A importância da literacia familiar em debate no Brasil
Enviada em 20/12/2020
A Constituição Federal de 1988, documento jurídico mais importante do país, prevê em seu artigo 6o, o direito a educação como inerente a todo cidadão brasileiro. Conquanto, tal prerrogativa não tem se reverberado na prática quando se observa a falta de incentivos e auxílios governamentais no que se refere à literacia familiar, fator esse que indiretamente acaba por dificultar a universalização desse direito social tão importante. Diante dessa prerogativa, faz-se imperiosa a análise da omissão do estado e da desinformação da sociedade no que tange esse tema.

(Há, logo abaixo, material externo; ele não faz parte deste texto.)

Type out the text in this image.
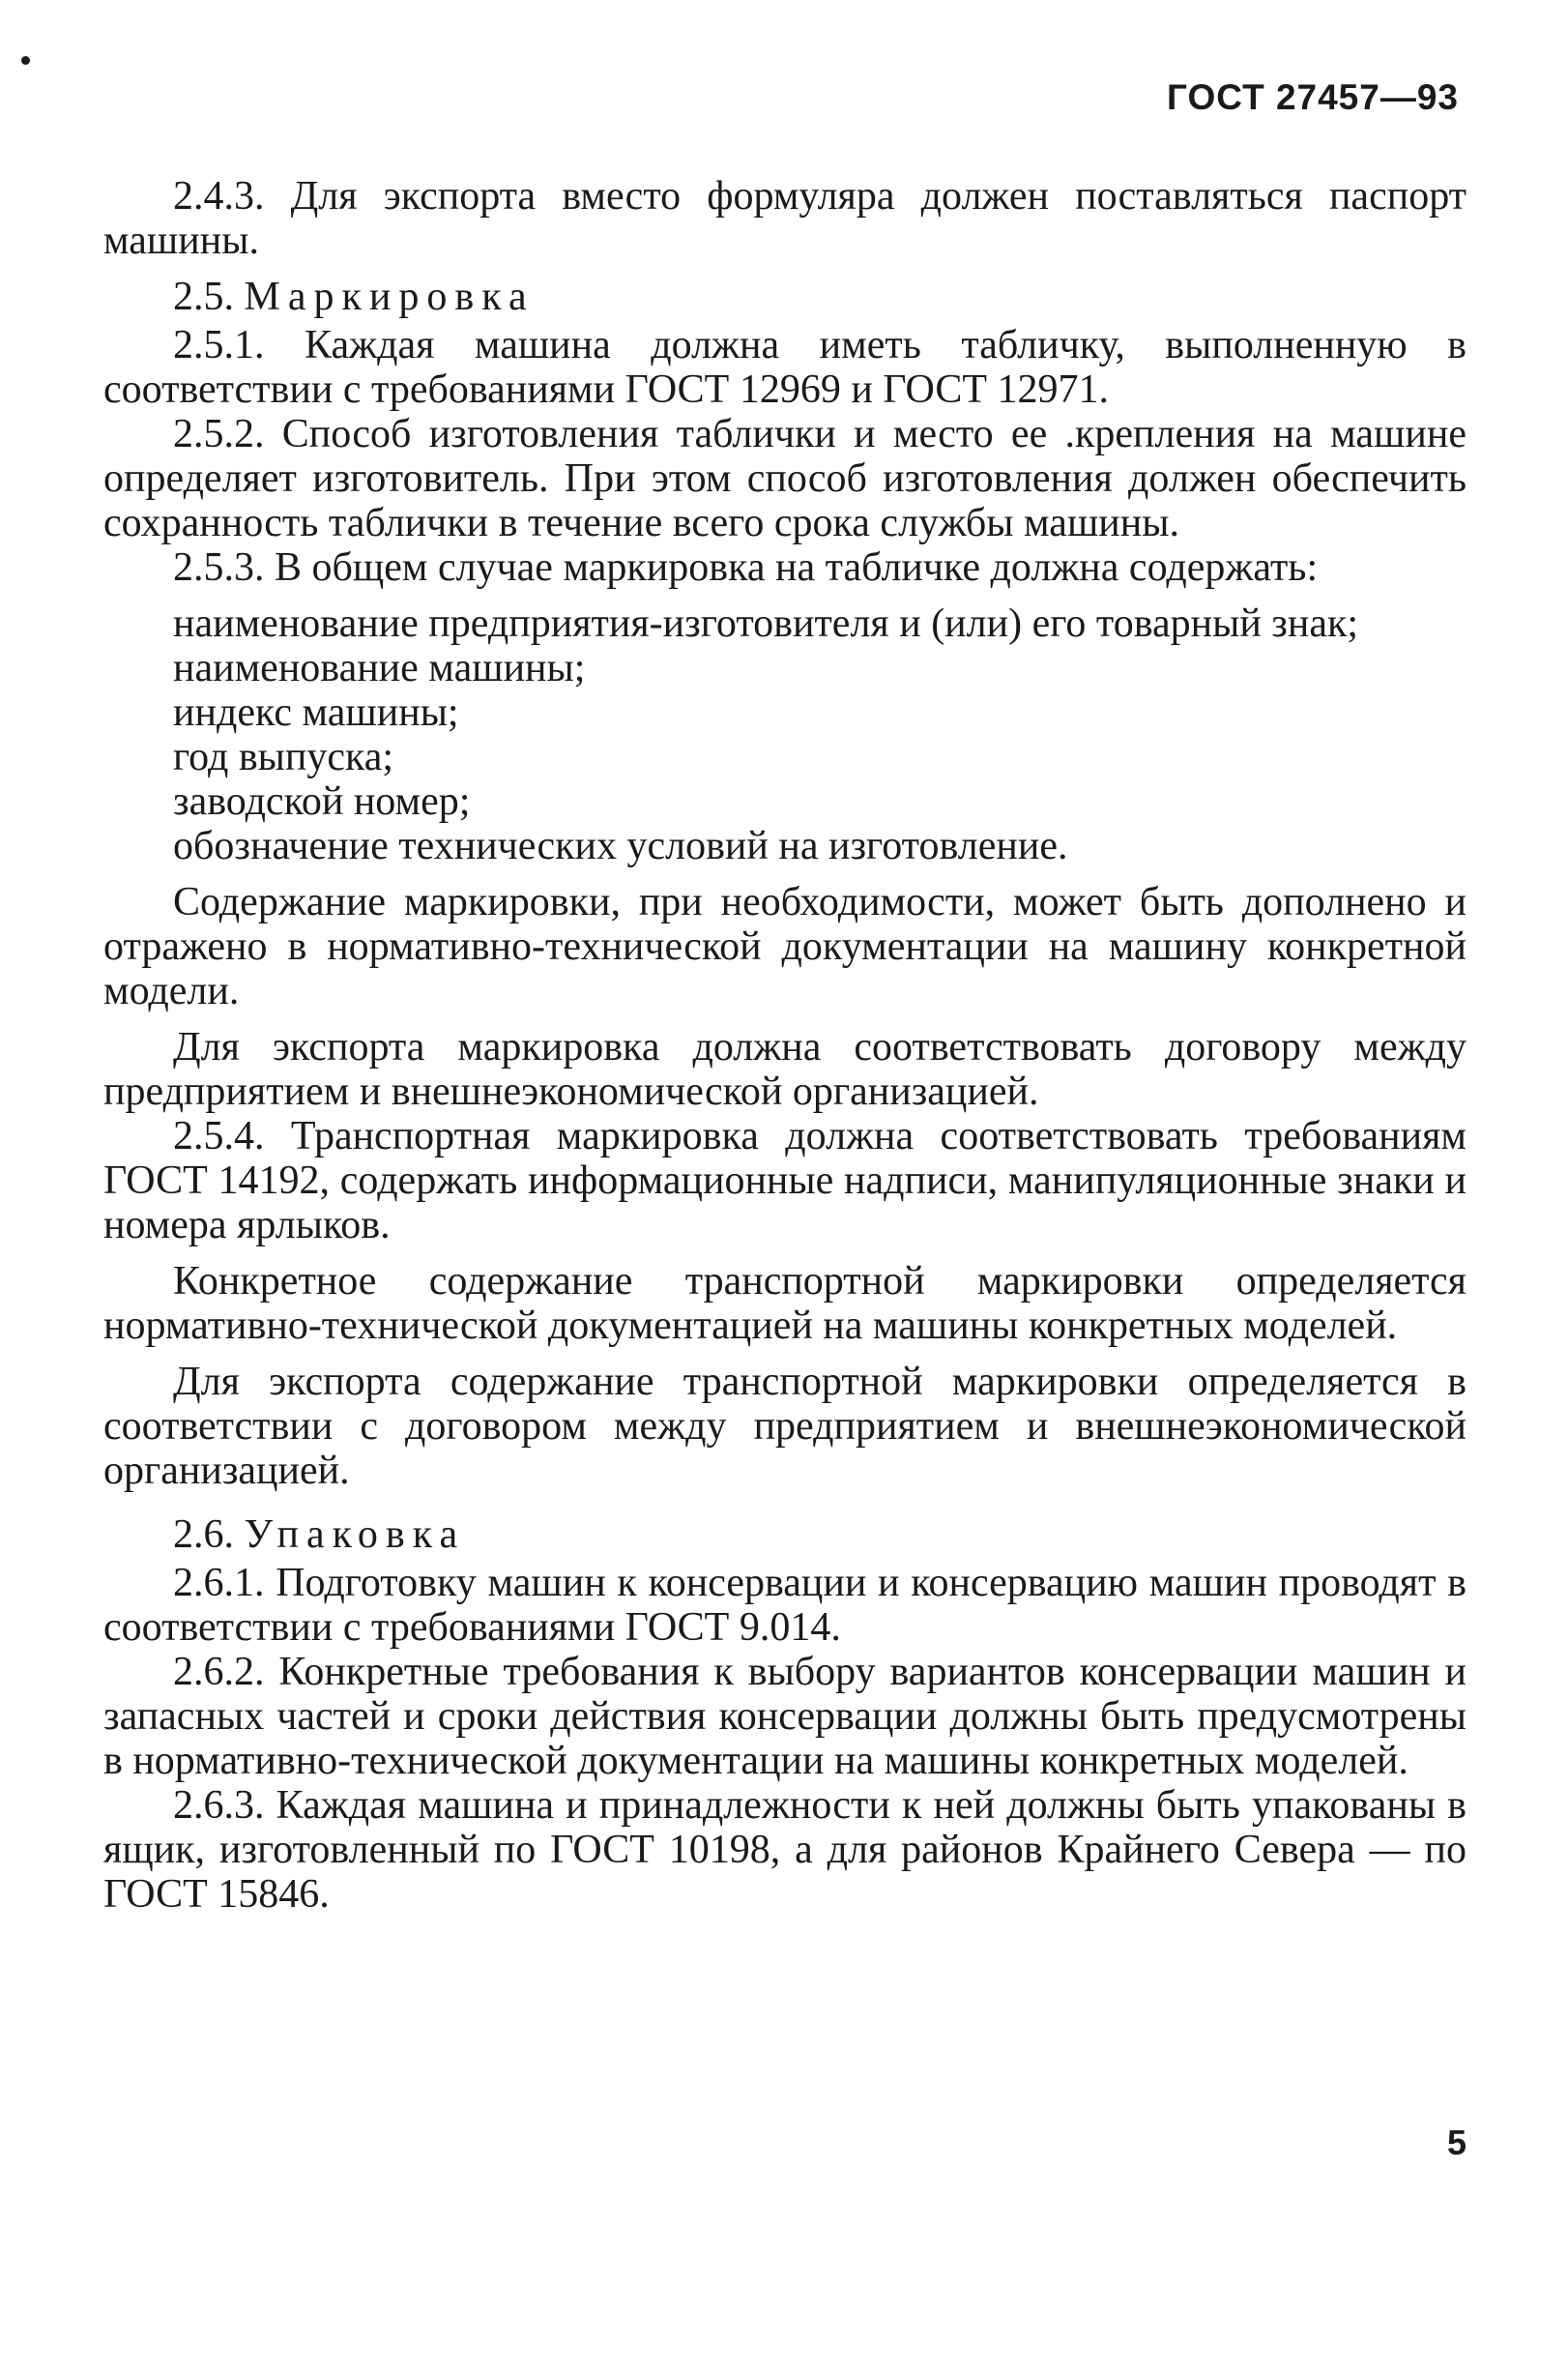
ГОСТ 27457—93

2.4.3. Для экспорта вместо формуляра должен поставляться паспорт машины.

2.5. Маркировка

2.5.1. Каждая машина должна иметь табличку, выполненную в соответствии с требованиями ГОСТ 12969 и ГОСТ 12971.

2.5.2. Способ изготовления таблички и место ее .крепления на машине определяет изготовитель. При этом способ изготовления должен обеспечить сохранность таблички в течение всего срока службы машины.

2.5.3. В общем случае маркировка на табличке должна содержать:

наименование предприятия-изготовителя и (или) его товарный знак;
наименование машины;
индекс машины;
год выпуска;
заводской номер;
обозначение технических условий на изготовление.

Содержание маркировки, при необходимости, может быть дополнено и отражено в нормативно-технической документации на машину конкретной модели.

Для экспорта маркировка должна соответствовать договору между предприятием и внешнеэкономической организацией.

2.5.4. Транспортная маркировка должна соответствовать требованиям ГОСТ 14192, содержать информационные надписи, манипуляционные знаки и номера ярлыков.

Конкретное содержание транспортной маркировки определяется нормативно-технической документацией на машины конкретных моделей.

Для экспорта содержание транспортной маркировки определяется в соответствии с договором между предприятием и внешнеэкономической организацией.

2.6. Упаковка

2.6.1. Подготовку машин к консервации и консервацию машин проводят в соответствии с требованиями ГОСТ 9.014.

2.6.2. Конкретные требования к выбору вариантов консервации машин и запасных частей и сроки действия консервации должны быть предусмотрены в нормативно-технической документации на машины конкретных моделей.

2.6.3. Каждая машина и принадлежности к ней должны быть упакованы в ящик, изготовленный по ГОСТ 10198, а для районов Крайнего Севера — по ГОСТ 15846.

5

Em uma primeira análise, deve-se ressaltar a ausência de medidas governamentais para conscientizar a sociedade acerca da importância da literacia familiar. Nesse sentido, perpetua-se uma sociedade que não possui o costume da leitura. Essa conjuntura, segundo as ideias do filósofo contratualista John Locke, configura-se como uma violação do “contrato social”, já que o Estado não cumpre sua função de garantir que os cidadãos desfrutem de direitos indispensáveis, como a educação e a alfabetização, o que infelizmente é evidente no país.
Ademais, é fundamental apontar a falta de incentivos vindos de pais e responsáveis, que muitas das vezes não possuem tempo livre para incentivar o hábito da leitura de seus filhos, que comumente nem os mesmos o têm. Segundo o Instituto Brasileiro de Geografia e Estatística, atestou-se em pesquisas que os brasileiros leêm em média 2,43 livros por ano. Diante de tal exposto, percebe-se um enraizamento histórico da falta do acesso e enaltecimento da importância da leitura. Logo, é inadmissível que esse cenário continue a perdurar.
Depreende-se, portanto, a necessidade de se combater esses obstáculos. Para isso, é imprescindível que o Governo Federal, em associação com os Governos Estaduais e Municipais, e com o auxílio do Ministério da Educação, por intermédio de palestras, propagandas e cartilhas, promova a conscientização da população acerca da importância da leitura. Desta forma, o Estado desempenharia corretamente seu “contrato social”.